Die Vertreterin des Vereins "Willkommen e. V." und Leiterin der Einrichtung, Sabine Lagis, erläuterte kurz die Konzeption. Lehrer, pädagogische Fachkräfte, ein Psychologe, Ergotherapeuten und Dolmetscher betreuen die Jugendlichen rund um die Uhr. Im Gebäude in Bibershof werden sie unterrichtet, dort sind auch Sprachkurse. Außerdem ist geplant, Praktika in mittelständischen Betrieben anzubieten. Die acht Jugendlichen werden am Morgen nach Bibershof gebracht und am späteren Nachmittag wieder nach Waldthurn. Auch im dortigen Haus ist zu jeder Zeit ein Betreuer anwesend. "Wir sind kein Heim im herkömmlichen Sinn", betonte die Leiterin.

So habe man sich auch bewusst dafür entschieden, nur Buben aufzunehmen. Sie sollten vornehmlich aus einem Gebiet kommen, um Reibereien im Vorfeld einzudämmen. Die Frage nach dem pädagogischen Personal beantwortet Lagis ebenfalls: "Wir haben gezielt nach Fachkräften gesucht, die auch schon im therapeutischen Bereich gearbeitet haben." Das Team werde außerdem regelmäßig geschult. Ein Zuhörer wollte wissen, wie lange die Jugendlichen bleiben. "Wahrscheinlich bis zum 18. Lebensjahr, die jungen Flüchtlinge wollen sich ja ein eigenes Leben aufbauen."

Auch die Frage auf Kostenübernahme der Unterbringung tauchte auf. "Es läuft hier so, wie auch bei deutschen Kindern und Jugendlichen: Es wird ein Hilfeplan erstellt und über die Jugendhilfe abgerechnet", sagte die Expertin.

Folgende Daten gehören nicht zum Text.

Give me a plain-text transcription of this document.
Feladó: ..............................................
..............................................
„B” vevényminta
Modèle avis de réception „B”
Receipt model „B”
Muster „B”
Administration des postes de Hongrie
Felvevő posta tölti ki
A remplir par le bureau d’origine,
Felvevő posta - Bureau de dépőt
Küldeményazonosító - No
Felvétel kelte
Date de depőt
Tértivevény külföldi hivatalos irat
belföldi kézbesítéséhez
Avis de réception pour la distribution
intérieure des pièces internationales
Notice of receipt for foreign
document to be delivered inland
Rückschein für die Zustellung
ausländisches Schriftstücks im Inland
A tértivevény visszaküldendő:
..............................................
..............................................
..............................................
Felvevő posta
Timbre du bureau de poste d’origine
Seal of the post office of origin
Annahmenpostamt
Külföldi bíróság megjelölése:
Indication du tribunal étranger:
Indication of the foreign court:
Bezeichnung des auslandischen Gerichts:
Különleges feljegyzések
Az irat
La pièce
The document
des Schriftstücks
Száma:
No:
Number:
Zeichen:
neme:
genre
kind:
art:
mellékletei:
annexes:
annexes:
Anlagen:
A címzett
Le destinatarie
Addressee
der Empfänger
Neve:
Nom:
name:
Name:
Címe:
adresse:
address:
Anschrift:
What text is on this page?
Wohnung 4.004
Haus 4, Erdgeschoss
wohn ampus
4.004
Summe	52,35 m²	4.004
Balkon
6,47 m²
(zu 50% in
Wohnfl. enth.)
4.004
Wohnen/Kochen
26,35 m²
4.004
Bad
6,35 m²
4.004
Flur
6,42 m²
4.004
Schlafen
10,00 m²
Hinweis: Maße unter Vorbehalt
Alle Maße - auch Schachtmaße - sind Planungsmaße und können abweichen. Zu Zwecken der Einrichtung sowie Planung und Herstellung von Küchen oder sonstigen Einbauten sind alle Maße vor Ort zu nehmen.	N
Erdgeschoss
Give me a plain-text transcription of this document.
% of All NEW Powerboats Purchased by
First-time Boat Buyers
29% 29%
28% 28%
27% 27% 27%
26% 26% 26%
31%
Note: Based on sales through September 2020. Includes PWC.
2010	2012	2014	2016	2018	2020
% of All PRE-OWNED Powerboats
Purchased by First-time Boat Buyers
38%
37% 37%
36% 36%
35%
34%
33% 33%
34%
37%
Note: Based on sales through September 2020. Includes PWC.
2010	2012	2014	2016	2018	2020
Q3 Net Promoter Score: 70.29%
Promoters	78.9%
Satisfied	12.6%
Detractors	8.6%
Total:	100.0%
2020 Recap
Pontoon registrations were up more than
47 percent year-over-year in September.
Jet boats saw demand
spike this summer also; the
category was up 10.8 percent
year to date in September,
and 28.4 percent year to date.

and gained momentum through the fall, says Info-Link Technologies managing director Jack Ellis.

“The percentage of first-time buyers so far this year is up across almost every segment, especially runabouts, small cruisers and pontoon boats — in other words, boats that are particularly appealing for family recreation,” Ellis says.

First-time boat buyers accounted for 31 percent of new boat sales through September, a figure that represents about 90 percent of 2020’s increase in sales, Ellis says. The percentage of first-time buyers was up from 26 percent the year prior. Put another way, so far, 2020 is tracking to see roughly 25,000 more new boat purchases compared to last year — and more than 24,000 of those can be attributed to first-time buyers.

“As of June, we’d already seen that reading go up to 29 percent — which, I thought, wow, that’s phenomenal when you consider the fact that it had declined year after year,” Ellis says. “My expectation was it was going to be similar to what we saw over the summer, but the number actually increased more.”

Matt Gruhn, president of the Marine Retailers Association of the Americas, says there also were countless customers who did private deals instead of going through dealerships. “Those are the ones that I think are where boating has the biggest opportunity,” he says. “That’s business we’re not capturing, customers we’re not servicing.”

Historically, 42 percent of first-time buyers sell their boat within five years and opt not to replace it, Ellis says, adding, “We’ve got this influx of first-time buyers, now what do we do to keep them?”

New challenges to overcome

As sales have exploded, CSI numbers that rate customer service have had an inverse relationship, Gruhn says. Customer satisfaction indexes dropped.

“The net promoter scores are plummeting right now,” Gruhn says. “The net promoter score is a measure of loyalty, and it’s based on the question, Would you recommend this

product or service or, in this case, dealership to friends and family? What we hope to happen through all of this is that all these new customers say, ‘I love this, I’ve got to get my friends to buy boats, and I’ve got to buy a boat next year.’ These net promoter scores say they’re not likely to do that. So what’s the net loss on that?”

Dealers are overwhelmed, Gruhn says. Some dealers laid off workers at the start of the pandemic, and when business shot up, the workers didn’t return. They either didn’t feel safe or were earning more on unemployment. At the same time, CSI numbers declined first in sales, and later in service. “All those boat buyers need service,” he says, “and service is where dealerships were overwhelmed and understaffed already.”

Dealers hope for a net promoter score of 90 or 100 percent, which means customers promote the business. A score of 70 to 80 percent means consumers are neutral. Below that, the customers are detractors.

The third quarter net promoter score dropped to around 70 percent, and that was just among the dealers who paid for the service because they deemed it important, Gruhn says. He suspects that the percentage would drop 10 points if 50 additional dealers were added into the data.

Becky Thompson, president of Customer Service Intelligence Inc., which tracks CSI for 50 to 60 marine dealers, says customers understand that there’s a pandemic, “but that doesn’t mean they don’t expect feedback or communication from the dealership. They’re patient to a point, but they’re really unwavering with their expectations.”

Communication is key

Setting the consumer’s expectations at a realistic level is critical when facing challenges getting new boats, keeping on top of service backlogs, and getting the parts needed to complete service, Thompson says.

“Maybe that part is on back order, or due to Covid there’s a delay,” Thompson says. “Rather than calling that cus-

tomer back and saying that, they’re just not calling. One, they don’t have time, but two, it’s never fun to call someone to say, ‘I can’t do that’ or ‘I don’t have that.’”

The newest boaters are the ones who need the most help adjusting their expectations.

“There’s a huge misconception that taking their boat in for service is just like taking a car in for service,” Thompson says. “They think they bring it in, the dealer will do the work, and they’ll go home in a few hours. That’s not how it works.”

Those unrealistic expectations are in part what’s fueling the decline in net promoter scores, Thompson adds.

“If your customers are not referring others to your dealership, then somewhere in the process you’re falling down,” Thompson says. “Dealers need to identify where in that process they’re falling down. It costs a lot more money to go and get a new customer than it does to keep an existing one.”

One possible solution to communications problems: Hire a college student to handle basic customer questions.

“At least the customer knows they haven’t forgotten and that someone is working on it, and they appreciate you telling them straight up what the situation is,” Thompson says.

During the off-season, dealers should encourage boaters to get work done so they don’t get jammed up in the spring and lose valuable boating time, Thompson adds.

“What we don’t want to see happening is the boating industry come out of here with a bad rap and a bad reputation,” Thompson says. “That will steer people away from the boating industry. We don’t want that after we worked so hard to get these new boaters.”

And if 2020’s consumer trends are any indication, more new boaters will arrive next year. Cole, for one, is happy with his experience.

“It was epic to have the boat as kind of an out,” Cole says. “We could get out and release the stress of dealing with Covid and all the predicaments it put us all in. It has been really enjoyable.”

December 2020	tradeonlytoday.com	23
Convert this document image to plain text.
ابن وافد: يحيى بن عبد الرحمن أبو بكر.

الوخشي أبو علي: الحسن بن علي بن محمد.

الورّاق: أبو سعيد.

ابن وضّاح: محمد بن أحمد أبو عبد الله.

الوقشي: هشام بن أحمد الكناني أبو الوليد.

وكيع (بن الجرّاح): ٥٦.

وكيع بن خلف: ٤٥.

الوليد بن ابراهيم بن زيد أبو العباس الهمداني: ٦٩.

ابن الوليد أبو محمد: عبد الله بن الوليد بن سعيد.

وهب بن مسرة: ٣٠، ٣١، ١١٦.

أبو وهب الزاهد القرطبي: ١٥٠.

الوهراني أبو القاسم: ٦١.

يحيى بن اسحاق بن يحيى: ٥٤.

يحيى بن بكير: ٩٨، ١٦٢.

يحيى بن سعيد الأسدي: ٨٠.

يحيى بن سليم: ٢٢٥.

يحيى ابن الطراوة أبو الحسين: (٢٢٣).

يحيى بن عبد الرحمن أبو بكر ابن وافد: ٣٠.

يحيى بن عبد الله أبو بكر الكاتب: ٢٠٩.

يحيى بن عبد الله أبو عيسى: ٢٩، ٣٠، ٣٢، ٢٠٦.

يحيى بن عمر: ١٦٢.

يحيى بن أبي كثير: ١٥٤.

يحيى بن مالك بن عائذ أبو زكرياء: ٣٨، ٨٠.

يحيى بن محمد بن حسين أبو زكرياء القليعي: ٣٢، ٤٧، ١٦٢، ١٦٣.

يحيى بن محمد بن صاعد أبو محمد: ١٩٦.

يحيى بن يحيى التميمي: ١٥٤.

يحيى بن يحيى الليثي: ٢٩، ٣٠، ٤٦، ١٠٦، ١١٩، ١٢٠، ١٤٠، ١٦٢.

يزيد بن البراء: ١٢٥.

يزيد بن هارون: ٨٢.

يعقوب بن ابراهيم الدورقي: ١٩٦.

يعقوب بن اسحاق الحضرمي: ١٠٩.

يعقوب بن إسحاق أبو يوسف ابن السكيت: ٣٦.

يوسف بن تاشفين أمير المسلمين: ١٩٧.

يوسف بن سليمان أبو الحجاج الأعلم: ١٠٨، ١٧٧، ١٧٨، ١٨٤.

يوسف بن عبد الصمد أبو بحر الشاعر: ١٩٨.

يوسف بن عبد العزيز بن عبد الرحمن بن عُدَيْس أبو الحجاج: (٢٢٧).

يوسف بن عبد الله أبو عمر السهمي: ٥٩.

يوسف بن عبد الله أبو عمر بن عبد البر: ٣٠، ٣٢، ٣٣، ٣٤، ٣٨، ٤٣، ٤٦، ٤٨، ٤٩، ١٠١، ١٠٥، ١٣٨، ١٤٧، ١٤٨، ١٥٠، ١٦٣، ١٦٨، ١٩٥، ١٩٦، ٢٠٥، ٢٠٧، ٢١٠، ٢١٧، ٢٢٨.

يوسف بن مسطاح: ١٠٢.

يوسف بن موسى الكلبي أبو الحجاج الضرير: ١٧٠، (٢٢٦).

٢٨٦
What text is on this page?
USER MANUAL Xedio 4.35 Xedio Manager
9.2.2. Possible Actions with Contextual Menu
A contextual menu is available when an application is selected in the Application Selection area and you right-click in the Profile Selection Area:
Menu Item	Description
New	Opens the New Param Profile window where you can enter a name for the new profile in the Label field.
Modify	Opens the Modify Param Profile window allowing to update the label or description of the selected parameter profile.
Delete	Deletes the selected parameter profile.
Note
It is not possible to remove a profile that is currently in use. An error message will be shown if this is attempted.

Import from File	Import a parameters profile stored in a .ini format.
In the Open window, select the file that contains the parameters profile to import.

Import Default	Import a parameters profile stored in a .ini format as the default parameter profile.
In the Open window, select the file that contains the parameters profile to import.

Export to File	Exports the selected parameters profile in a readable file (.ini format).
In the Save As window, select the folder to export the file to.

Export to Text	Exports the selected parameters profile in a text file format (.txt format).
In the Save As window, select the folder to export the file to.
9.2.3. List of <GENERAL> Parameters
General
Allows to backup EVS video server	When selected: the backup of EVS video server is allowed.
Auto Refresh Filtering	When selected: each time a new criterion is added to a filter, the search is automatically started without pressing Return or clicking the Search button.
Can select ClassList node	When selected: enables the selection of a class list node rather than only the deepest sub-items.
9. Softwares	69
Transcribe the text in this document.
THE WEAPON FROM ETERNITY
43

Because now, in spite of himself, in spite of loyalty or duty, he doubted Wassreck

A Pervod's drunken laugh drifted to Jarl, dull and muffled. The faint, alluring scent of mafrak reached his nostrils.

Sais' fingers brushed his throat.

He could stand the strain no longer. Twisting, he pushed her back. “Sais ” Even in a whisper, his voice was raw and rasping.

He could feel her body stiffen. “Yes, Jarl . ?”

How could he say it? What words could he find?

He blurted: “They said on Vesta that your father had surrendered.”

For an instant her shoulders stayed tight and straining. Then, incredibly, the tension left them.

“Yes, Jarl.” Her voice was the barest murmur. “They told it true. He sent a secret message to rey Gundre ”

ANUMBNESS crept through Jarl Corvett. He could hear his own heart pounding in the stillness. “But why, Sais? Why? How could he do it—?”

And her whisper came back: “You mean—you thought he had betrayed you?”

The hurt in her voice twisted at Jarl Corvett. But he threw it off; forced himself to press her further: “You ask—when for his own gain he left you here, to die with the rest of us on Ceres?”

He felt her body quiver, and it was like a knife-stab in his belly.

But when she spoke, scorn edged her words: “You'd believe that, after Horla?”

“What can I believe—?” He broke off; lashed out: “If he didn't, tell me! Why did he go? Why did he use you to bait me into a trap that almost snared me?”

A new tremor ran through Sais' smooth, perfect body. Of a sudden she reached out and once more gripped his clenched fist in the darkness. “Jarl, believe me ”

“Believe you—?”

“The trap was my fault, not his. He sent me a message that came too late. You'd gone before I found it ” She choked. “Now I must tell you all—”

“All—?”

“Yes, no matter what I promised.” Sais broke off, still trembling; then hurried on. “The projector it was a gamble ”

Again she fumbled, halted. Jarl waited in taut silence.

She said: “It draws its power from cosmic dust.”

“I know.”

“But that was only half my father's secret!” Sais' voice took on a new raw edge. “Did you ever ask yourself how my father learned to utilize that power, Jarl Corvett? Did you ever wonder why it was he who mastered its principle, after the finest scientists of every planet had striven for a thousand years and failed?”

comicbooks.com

Eine Zuhörerin wollte wissen, was im Vergleich zum Frühling anders laufen soll. Da habe es ja nicht so gut funktioniert. Lagis erklärte, dass damals die Gruppe zu groß war und zu viele verschiedene Nationalitäten gemeinsam untergebracht wurden. "Was passiert mit einem Jugendlichen, der sich nicht an die Regeln hält?", war eine weitere Frage. Er müsse sofort das Heim verlassen.

Eine weitere Zuhörerin brachte die Bedenken einiger Waldthurner vor, die befürchten, dass Mädchen "eventuell nicht mehr sicher wären". Hier wandte Lagis ein, dass ja immer ein Betreuer vor Ort sei. Auch bei Problemen anderer Art wie Sachbeschädigungen sollen die Betroffenen sofort das Gespräch suchen. Lagis wies darauf hin, dass die Jugendlichen über den Verein versichert sind.

Die bisherigen Asylbewerber seien "mittlerweile in der Gemeinde integriert und fühlen sich wohl bei uns", fügte Beimler abschließend hinzu. Dafür dankte er allen ehrenamtlichen Helfern des Arbeitskreises.